Algunos ubican el principio de la decadencia de Occidente en el siglo XVIII, y señalan al escepticismo de David Hume, que negaba la posibilidad del conocimiento de la verdad, como su matriz originaria. De ahí es fácil colegir que, si algún elemento hubiera que invocar para exponer la pérdida del rumbo, tendríamos que llegar a la conclusión de que fue el racionalismo el causante de nuestro declive. Personalmente discrepo de esa tesis. No veo cómo la verdad de origen científico, que es parcial y conjetural por naturaleza, pueda contribuir a la decadencia de una civilización; son más bien los delirios ideológicos o religiosos, que anteponen sus abstracciones teóricas o místicas al empirismo de la realidad, los que pueden arrastrar al hombre y su tiempo por los caminos del dogmatismo y la barbarie. Ahí está la tecnología, como si fuera un instrumento dotado de moralidad, ocupando el lugar de la ciencia y sojuzgando a la razón crítica, seguida por el manoseo de la noción de Dios, que les sirve a los mercaderes de la fe y a los necios para impartir piadosas bendiciones a través de las redes sociales. Esa es la verdadera decadencia. Ahí está el germen del nihilismo utópico que se encarnó en la juventud contemporánea.  
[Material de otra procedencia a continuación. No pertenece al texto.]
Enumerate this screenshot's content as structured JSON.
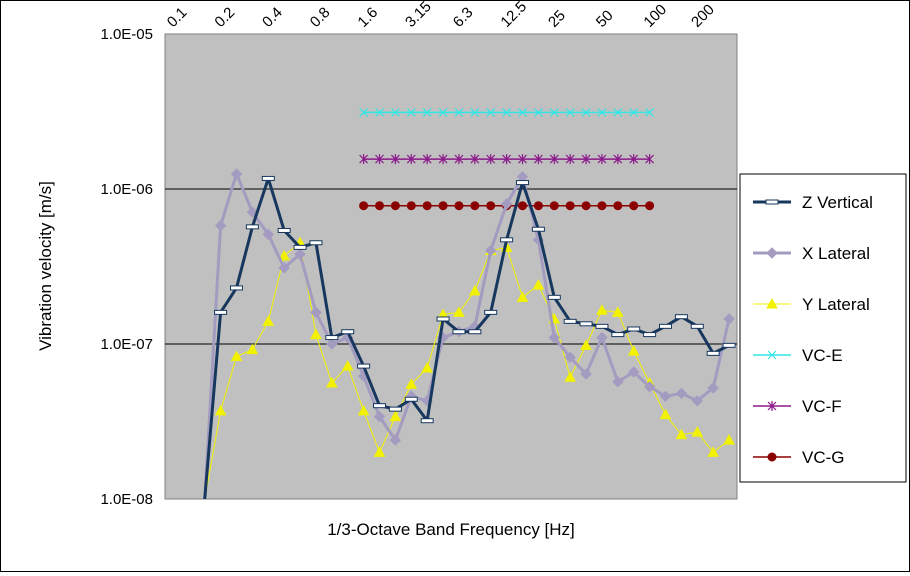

El olvido del embrión griego que nos impulsó hacia la civilización tiene mucho que ver con todo esto. Ya nadie habla de la fusión del bien y la belleza (kalós kai agathós), de la excelencia como virtud (areté), de la entereza y el arrojo (andreia), de la prudencia como una sabiduría práctica (phrónesis), de la temperancia (sophrosyne) como comedimiento, de la ilustración y el entendimiento (phren) como fuente de paz interior, del carácter como del sello que uno le pone a su vida (charactér), en fin, el habernos entregado a la desmesura (ibris) y a la frivolidad, a la pseudociencia y al esoterismo, y a la victimización ideologizada de lo minoritario y diferente, refleja la evolución continuada de nuestra cultura hacia el abismo: pasamos sin darnos cuenta de la filosofía de Kant al utilitarismo inglés, y de éste al pragmatismo norteamericano, para caer, finalmente, en las turbias aguas conceptuales de la posmodernidad, que nos legó la jerga artificiosa de los Foucault y compañía. Un verdadero desastre. 

Académico Álvaro Bustos González*

*Decano, FCS, Universidad del Sinú -EBZ-.